Chen listed these “battles” as including the fight to preserve Lo Sheng Sanatorium in New Taipei City (新北市) against demolition, beginning in 2005; the Wild Strawberries Student Movement of 2008 and 2009; environmental groups’ opposition to Kuokuang Petrochemical Refinery project in Changhua County starting in 2008; the fight against the Miramar Resort project development on the coast of Taitung County in recent years; protests against the demolition of resident housing under the urban renewal project in Taipei’s Shilin District (士林); and worker protests against Huanlong Textile Co in Miaoli County over fraudulent bankruptcy and unpaid wages last year.
Chen Cheng-liang said the ability of students to organize movements, mobilize and get their message out is becoming more mature, whereas government officials and politicians from both major parties are slow to respond, or even display an uncaring attitude or do not know how to respond.
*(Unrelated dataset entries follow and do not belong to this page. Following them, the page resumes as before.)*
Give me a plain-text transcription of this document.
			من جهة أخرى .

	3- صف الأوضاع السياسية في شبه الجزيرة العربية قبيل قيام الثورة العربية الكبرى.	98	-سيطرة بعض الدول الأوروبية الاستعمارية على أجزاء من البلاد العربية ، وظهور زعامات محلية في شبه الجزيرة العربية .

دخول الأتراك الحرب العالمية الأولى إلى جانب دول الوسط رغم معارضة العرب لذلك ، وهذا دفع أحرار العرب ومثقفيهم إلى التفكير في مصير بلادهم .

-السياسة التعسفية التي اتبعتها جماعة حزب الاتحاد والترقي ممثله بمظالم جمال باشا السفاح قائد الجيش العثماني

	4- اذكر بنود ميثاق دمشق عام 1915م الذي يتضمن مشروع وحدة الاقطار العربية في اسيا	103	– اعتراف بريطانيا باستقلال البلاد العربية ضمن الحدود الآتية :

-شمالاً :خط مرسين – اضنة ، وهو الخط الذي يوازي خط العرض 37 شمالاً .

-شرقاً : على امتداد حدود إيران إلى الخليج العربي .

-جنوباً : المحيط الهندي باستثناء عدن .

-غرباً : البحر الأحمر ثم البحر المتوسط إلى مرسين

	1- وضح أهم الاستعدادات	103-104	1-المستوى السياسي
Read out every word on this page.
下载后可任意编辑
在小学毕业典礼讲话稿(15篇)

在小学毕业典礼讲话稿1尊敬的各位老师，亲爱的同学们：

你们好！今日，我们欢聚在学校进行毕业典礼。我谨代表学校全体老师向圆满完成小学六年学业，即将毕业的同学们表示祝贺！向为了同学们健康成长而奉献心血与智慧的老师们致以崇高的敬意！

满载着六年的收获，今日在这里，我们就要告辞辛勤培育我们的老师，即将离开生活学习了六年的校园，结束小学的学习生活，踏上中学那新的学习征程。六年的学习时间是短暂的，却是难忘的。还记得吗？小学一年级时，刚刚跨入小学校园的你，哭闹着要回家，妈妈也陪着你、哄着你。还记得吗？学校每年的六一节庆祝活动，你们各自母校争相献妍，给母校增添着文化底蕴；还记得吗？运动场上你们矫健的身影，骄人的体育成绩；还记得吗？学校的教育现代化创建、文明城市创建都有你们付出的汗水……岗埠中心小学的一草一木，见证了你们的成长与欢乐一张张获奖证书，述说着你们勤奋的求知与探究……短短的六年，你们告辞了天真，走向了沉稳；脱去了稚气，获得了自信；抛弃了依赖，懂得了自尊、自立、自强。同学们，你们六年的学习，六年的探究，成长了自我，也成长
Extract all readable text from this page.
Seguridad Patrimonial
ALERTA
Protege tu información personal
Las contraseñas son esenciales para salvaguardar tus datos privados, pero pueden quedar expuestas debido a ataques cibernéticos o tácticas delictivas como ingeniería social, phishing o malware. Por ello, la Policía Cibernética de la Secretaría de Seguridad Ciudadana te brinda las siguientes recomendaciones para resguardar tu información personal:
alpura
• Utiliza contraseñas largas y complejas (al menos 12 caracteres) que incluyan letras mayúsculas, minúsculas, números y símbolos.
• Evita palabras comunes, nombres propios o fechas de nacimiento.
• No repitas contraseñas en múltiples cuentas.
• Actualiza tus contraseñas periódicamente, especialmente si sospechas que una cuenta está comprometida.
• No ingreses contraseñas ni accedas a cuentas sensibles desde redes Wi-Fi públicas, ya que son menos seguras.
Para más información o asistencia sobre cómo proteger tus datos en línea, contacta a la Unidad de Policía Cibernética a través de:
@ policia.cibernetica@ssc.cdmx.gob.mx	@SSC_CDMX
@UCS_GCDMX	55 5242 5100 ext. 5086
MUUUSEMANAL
Hsu Tao (徐韜), a spokesperson for the “Hug the Earth with Smile Youth League” and a history major at the Tunghai University, said that in the past, student movements tended to give people the impression of “angry youth” in action.
“Students have gradually changed their tactics in recent years. We are now taking a gentle, proactive and positive approach. By using ‘hugs instead of anger,’ our actions are more acceptable to the public,” Hsu said.